Former Vice President Mike Pence just ended his campaign to move up a notch to the presidency.
“It’s become clear to me: This is not my time,” Pence told the Republican Jewish Coalition’s annual gathering in Las Vegas on Saturday.
Any student of American history could have told you it will never be Mike Pence’s time, and for one reason: Mike Pence is a Hoosier. When the bombastic, insecure Donald Trump was looking for a running mate who would not attract more attention than him — or any attention at all — he looked to Indiana.
Indiana proudly calls itself the “Mother of Vice Presidents” — which suggests that Indiana doesn’t have a lot to be proud of.
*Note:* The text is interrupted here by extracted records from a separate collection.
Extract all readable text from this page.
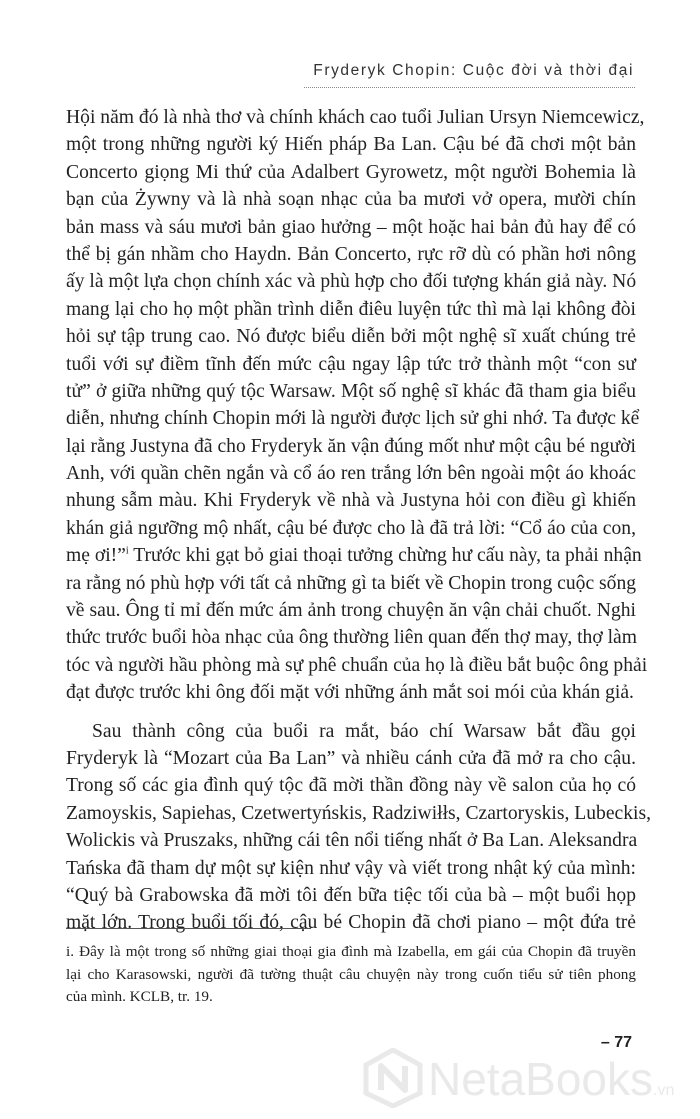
Fryderyk Chopin: Cuộc đời và thời đại
Hội năm đó là nhà thơ và chính khách cao tuổi Julian Ursyn Niemcewicz,
một trong những người ký Hiến pháp Ba Lan. Cậu bé đã chơi một bản
Concerto giọng Mi thứ của Adalbert Gyrowetz, một người Bohemia là
bạn của Żywny và là nhà soạn nhạc của ba mươi vở opera, mười chín
bản mass và sáu mươi bản giao hưởng – một hoặc hai bản đủ hay để có
thể bị gán nhầm cho Haydn. Bản Concerto, rực rỡ dù có phần hơi nông
ấy là một lựa chọn chính xác và phù hợp cho đối tượng khán giả này. Nó
mang lại cho họ một phần trình diễn điêu luyện tức thì mà lại không đòi
hỏi sự tập trung cao. Nó được biểu diễn bởi một nghệ sĩ xuất chúng trẻ
tuổi với sự điềm tĩnh đến mức cậu ngay lập tức trở thành một “con sư
tử” ở giữa những quý tộc Warsaw. Một số nghệ sĩ khác đã tham gia biểu
diễn, nhưng chính Chopin mới là người được lịch sử ghi nhớ. Ta được kể
lại rằng Justyna đã cho Fryderyk ăn vận đúng mốt như một cậu bé người
Anh, với quần chẽn ngắn và cổ áo ren trắng lớn bên ngoài một áo khoác
nhung sẫm màu. Khi Fryderyk về nhà và Justyna hỏi con điều gì khiến
khán giả ngưỡng mộ nhất, cậu bé được cho là đã trả lời: “Cổ áo của con,
mẹ ơi!”$^i$ Trước khi gạt bỏ giai thoại tưởng chừng hư cấu này, ta phải nhận
ra rằng nó phù hợp với tất cả những gì ta biết về Chopin trong cuộc sống
về sau. Ông tỉ mỉ đến mức ám ảnh trong chuyện ăn vận chải chuốt. Nghi
thức trước buổi hòa nhạc của ông thường liên quan đến thợ may, thợ làm
tóc và người hầu phòng mà sự phê chuẩn của họ là điều bắt buộc ông phải
đạt được trước khi ông đối mặt với những ánh mắt soi mói của khán giả.
Sau thành công của buổi ra mắt, báo chí Warsaw bắt đầu gọi
Fryderyk là “Mozart của Ba Lan” và nhiều cánh cửa đã mở ra cho cậu.
Trong số các gia đình quý tộc đã mời thần đồng này về salon của họ có
Zamoyskis, Sapiehas, Czetwertyńskis, Radziwiłłs, Czartoryskis, Lubeckis,
Wolickis và Pruszaks, những cái tên nổi tiếng nhất ở Ba Lan. Aleksandra
Tańska đã tham dự một sự kiện như vậy và viết trong nhật ký của mình:
“Quý bà Grabowska đã mời tôi đến bữa tiệc tối của bà – một buổi họp
mặt lớn. Trong buổi tối đó, cậu bé Chopin đã chơi piano – một đứa trẻ
i. Đây là một trong số những giai thoại gia đình mà Izabella, em gái của Chopin đã truyền
lại cho Karasowski, người đã tường thuật câu chuyện này trong cuốn tiểu sử tiên phong
của mình. KCLB, tr. 19.
– 77
NetaBooks.vn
The state has been home to six vice presidents — Schuyler Colfax, Thomas Hendricks, Charles Fairbanks, Thomas Marshall, Dan Quayle, and Pence — every one as forgettable as the view out the car window on a drive from Chicago to Cincinnati along Interstate 65. In other words, perfectly representative of Indiana. None of those men was among the 15 vice presidents who became president in his own right. Only one Hoosier has held that honor: Benjamin Harrison, who lost the popular vote, lost his rematch with Grover Cleveland, and was named “America’s Most Forgotten President” by New York magazine.
Marshall, the only Hoosier to serve two full terms as vice president (under Woodrow Wilson), once quipped that his state produced so many vice presidents because it is “home of more second-class men than any other state.” No one from Illinois, or any state that borders on Indiana, or any state in the Union, would dispute that. Marshall also liked to tell the story of a man who had two sons: one went to sea and drowned. The other became vice president. “Neither was ever heard from again,” he joked. Indiana honors its obscurities. State Highway 9 is nicknamed the “Highway of Vice Presidents,” because it passes through the hometowns of Hendricks (Shelbyville), Marshall (Columbia City), Quayle (Huntington), and Pence (Columbia).
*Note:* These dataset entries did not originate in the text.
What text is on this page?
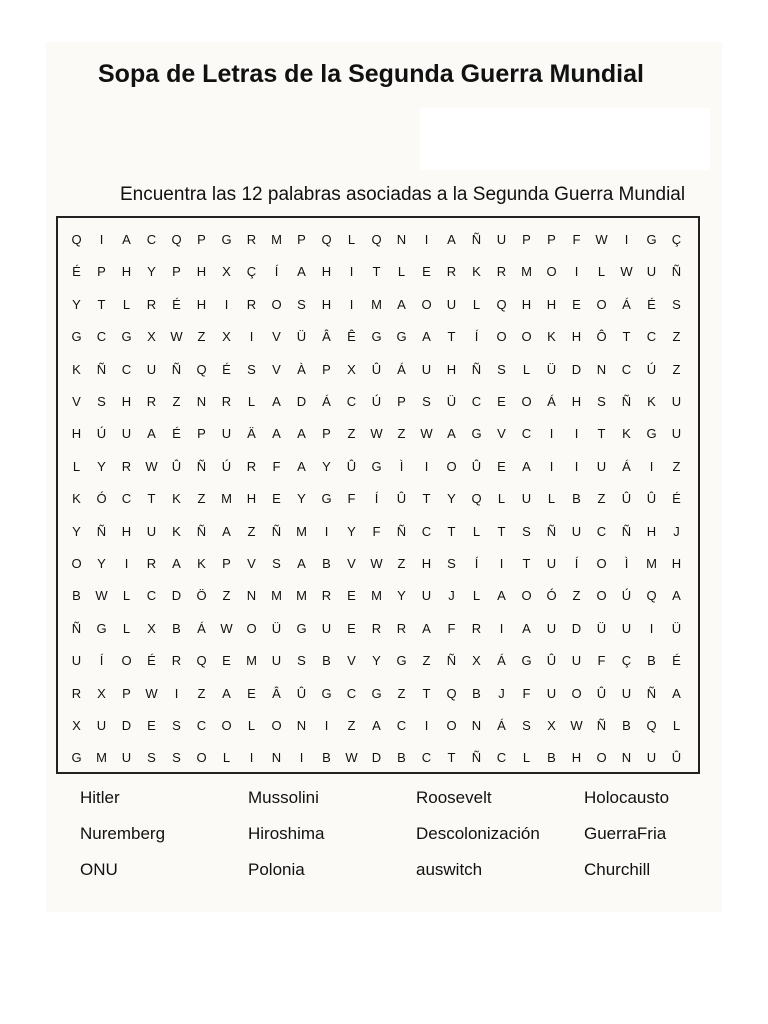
Sopa de Letras de la Segunda Guerra Mundial
Encuentra las 12 palabras asociadas a la Segunda Guerra Mundial
Q	I	A	C	Q	P	G	R	M	P	Q	L	Q	N	I	A	Ñ	U	P	P	F	W	I	G	Ç
É	P	H	Y	P	H	X	Ç	Í	A	H	I	T	L	E	R	K	R	M	O	I	L	W	U	Ñ
Y	T	L	R	É	H	I	R	O	S	H	I	M	A	O	U	L	Q	H	H	E	O	Á	É	S
G	C	G	X	W	Z	X	I	V	Ü	Â	Ê	G	G	A	T	Í	O	O	K	H	Ô	T	C	Z
K	Ñ	C	U	Ñ	Q	É	S	V	À	P	X	Û	Á	U	H	Ñ	S	L	Ü	D	N	C	Ú	Z
V	S	H	R	Z	N	R	L	A	D	Á	C	Ú	P	S	Ü	C	E	O	Á	H	S	Ñ	K	U
H	Ú	U	A	É	P	U	Ä	A	A	P	Z	W	Z	W	A	G	V	C	I	I	T	K	G	U
L	Y	R	W	Û	Ñ	Ú	R	F	A	Y	Û	G	Ì	I	O	Û	E	A	I	I	U	Á	I	Z
K	Ó	C	T	K	Z	M	H	E	Y	G	F	Í	Û	T	Y	Q	L	U	L	B	Z	Û	Û	É
Y	Ñ	H	U	K	Ñ	A	Z	Ñ	M	I	Y	F	Ñ	C	T	L	T	S	Ñ	U	C	Ñ	H	J
O	Y	I	R	A	K	P	V	S	A	B	V	W	Z	H	S	Í	I	T	U	Í	O	Ì	M	H
B	W	L	C	D	Ö	Z	N	M	M	R	E	M	Y	U	J	L	A	O	Ó	Z	O	Ú	Q	A
Ñ	G	L	X	B	Á	W	O	Ü	G	U	E	R	R	A	F	R	I	A	U	D	Ü	U	I	Ü
U	Í	O	É	R	Q	E	M	U	S	B	V	Y	G	Z	Ñ	X	Á	G	Û	U	F	Ç	B	É
R	X	P	W	I	Z	A	E	Â	Û	G	C	G	Z	T	Q	B	J	F	U	O	Û	U	Ñ	A
X	U	D	E	S	C	O	L	O	N	I	Z	A	C	I	O	N	Á	S	X	W	Ñ	B	Q	L
G	M	U	S	S	O	L	I	N	I	B	W	D	B	C	T	Ñ	C	L	B	H	O	N	U	Û
Hitler	Mussolini	Roosevelt	Holocausto
Nuremberg	Hiroshima	Descolonización	GuerraFria
ONU	Polonia	auswitch	Churchill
New York has been home to the most vice presidents (11) but New York would rather brag about Niagara Falls, the Empire State Building, Wall Street, the Yankees, etc., etc.
In 1993, Huntington opened the Dan Quayle Museum, a monument to as second-rate a man who has ever stood a heartbeat away from the presidency. I visited that same year. On display were Dan’s golf bag, Dan’s report card, Dan’s sweater. The Doonesbury cartoonist Garry Trudeau, reporting for Time magazine, called the museum “a sweet, rinky-dink exhibit on the ground floor of an 80-year-old neoclassical building on Warren Street, catty-corner to Dan’s old school,” and wrote that none of the photos of young Quayle could “explain why a not-very-exceptional fellow ascended to the second highest office in the nation.” (Because the vice presidency was designed for not-very-exceptional fellows, and because Indiana is full of them?)
When I visited Huntington again, 20 years later, the museum had been renamed the Quayle Vice Presidential Learning Center, with interpretive exhibits on all 47 (at the time) vice presidents, from Adams to Biden. The curators must have realized that no vice president is worthy of a museum all to himself. Especially not one from Indiana. And especially not the callow Quayle, who took office at the age of 41, and whose most famous quotes include “I believe we are on an irreversible trend toward more freedom and democracy — but that could change,” and “We don’t want to go back to tomorrow, we want to go forward.” Quayle is still the main attraction, though. On the way out, I posed for a photo with a life-size cutout of our 44th vice president.
Anyone who watched late night TV in the early ’90s will recall that Johnny Carson and David Letterman (a fellow Hoosier) had only to say “Dan Quayle” to earn a pre-emptive laugh. Quayle was his own punchline. Like Pence, Quayle attempted to run for president, in 2000. Like Pence, he dropped out before the voting even started, after finishing seventh in the Iowa Straw Poll, with 4 percent of the vote. Quayle now lives in Arizona, where his son, Ben, served a term in Congress, and where he works as an investment banker, using his notoriety to get clients on the phone, because a few bankers are old enough to remember when Dan Quayle was vice president.
Indiana does try to claim credit for a president — and not Harrison. Beneath every “Welcome to Indiana, Crossroads of America” sign is a smaller sign, advertising the state as “Lincoln’s Boyhood Home.” Lincoln spent his formative years, from age 7 to age 21, in Indiana. To become president, though, he had to move across the state line to Illinois. Had he stayed in Indiana, he would only have become Vice President Lincoln.